Luisa. She possesses that mixture of beauty and sadness that poets throughout the

centuries have found tragically irresistible. There is a charm about her and the fact

that she’s nearing death only adds to the poignancy of the character. She sees a

value in the experiences they have that the boys cannot because she is nearing her

death. Luisa is more aware of the ephemeral nature of things. This theme of

ephemerality we see in the relationships that the three characters have. Luisa’s

marriage breaks down. The girlfriends of Tenoch and Julio both break up with them

once they arrive from Europe. Death is also a constant theme, as evidenced not just

by Luisa’s impending death but by all those other deaths we encounter throughout

the movie. The narrator tells us the death of a girl who along with her parents tried

to cross the US – Mexico border years ago. There are also visual references to this
theme – roadsides that are marked with sticks in the shape of a cross to indicate

some death that occurred in that place in some unknown time.

This smaller theatre in which the three characters move is connected to the larger

setting by the narrator.
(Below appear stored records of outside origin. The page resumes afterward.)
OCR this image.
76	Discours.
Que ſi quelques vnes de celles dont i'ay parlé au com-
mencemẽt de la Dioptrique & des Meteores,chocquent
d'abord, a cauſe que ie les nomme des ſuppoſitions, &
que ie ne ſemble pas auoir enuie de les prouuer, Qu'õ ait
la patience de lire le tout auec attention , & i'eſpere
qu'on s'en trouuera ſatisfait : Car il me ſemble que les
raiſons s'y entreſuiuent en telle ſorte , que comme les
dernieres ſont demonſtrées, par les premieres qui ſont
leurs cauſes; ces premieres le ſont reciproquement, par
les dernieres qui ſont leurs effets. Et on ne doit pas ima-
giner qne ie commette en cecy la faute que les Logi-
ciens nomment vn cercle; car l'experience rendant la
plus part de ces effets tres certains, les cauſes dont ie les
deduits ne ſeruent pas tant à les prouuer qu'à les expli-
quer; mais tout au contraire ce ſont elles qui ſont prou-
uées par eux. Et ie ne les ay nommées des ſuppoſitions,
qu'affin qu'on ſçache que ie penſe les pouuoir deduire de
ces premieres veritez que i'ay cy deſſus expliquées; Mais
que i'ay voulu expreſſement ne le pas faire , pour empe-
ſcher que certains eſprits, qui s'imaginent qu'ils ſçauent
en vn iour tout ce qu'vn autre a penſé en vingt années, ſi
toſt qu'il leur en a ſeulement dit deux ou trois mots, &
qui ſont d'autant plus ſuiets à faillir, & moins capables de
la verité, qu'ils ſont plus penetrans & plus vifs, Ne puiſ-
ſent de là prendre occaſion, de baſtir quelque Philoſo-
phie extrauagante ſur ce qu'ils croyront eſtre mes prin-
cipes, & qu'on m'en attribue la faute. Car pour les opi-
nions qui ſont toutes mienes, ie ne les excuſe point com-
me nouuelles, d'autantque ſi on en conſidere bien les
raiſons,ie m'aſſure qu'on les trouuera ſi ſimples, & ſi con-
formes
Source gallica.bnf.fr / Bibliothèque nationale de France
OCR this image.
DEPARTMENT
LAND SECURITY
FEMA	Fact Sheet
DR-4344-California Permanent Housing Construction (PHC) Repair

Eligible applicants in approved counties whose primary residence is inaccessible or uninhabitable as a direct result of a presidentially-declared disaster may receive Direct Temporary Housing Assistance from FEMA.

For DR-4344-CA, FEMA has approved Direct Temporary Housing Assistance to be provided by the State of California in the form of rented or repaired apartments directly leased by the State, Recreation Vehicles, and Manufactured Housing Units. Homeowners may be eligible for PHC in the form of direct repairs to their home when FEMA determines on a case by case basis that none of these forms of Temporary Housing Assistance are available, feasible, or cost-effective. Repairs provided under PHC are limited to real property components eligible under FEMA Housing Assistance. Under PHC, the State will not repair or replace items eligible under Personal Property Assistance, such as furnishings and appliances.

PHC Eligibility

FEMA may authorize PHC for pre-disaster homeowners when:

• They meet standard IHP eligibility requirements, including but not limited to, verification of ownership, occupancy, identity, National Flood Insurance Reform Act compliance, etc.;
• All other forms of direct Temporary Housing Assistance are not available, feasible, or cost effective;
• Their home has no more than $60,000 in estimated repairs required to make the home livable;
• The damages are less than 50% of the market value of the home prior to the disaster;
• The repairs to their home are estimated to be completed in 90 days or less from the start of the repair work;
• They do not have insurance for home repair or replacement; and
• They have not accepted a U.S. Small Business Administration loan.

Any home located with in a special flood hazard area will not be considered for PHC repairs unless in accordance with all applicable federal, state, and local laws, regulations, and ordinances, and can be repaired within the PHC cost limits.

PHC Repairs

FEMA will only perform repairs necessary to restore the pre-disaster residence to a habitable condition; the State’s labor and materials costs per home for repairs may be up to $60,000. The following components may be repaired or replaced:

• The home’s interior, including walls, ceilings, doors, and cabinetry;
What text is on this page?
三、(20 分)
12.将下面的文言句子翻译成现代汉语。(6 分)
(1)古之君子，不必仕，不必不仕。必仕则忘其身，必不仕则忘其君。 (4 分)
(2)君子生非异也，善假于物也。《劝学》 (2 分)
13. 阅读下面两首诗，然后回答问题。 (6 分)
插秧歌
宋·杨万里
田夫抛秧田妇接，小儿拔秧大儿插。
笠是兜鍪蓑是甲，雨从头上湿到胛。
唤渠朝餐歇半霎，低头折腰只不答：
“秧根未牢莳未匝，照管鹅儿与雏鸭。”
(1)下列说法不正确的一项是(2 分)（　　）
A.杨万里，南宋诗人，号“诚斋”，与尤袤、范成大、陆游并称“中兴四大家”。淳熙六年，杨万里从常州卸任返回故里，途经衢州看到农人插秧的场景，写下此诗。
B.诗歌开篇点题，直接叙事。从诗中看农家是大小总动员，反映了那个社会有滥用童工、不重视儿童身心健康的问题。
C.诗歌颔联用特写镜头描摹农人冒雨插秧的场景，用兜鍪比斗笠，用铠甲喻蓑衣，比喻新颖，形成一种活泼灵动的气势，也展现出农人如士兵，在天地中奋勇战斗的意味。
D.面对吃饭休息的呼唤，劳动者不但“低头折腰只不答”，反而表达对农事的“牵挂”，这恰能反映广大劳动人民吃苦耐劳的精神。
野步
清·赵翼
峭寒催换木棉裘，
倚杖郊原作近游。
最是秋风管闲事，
The narrator for example, tells us that this certain place

where the characters are currently passing through is the place where Tenoch’s

nanny came from and where she moved away from when she was thirteen years old

in order to find a job.

This narrative technique was used in a rather amusing way when Julio accidentally

witnessed Tenoch having sex with Luisa in the motel room. The narrator said that

Julio have not felt that way since that time when he was just a kid and accidentally

saw his mother and some guy have sex while his father was away. Later, in order to

take revenge on Tenoch, Julio tells him that he slept with his girlfriend. The narrator

then tells us that Tenoch has not felt that way, upon hearing those words, since that

time his family had to go outside of the country because his father was involved in a

political scandal regarding the selling of contaminated food to the poor.

The film is a presentation of the intermingling of the natural beauty of the Mexican

landscape and the socioeconomic distress that the majority of the people are under.

It begs us to take a look at those things that are at the periphery of our view – the

poor immigrants, the contractual workers, the nannies, the janitors, etc, those that

are forced to move someplace else in order to provide those whom they love with

something to eat. All of this are in the background of a roadtrip story between two

Charolastras and a Spanish lady named Luisa.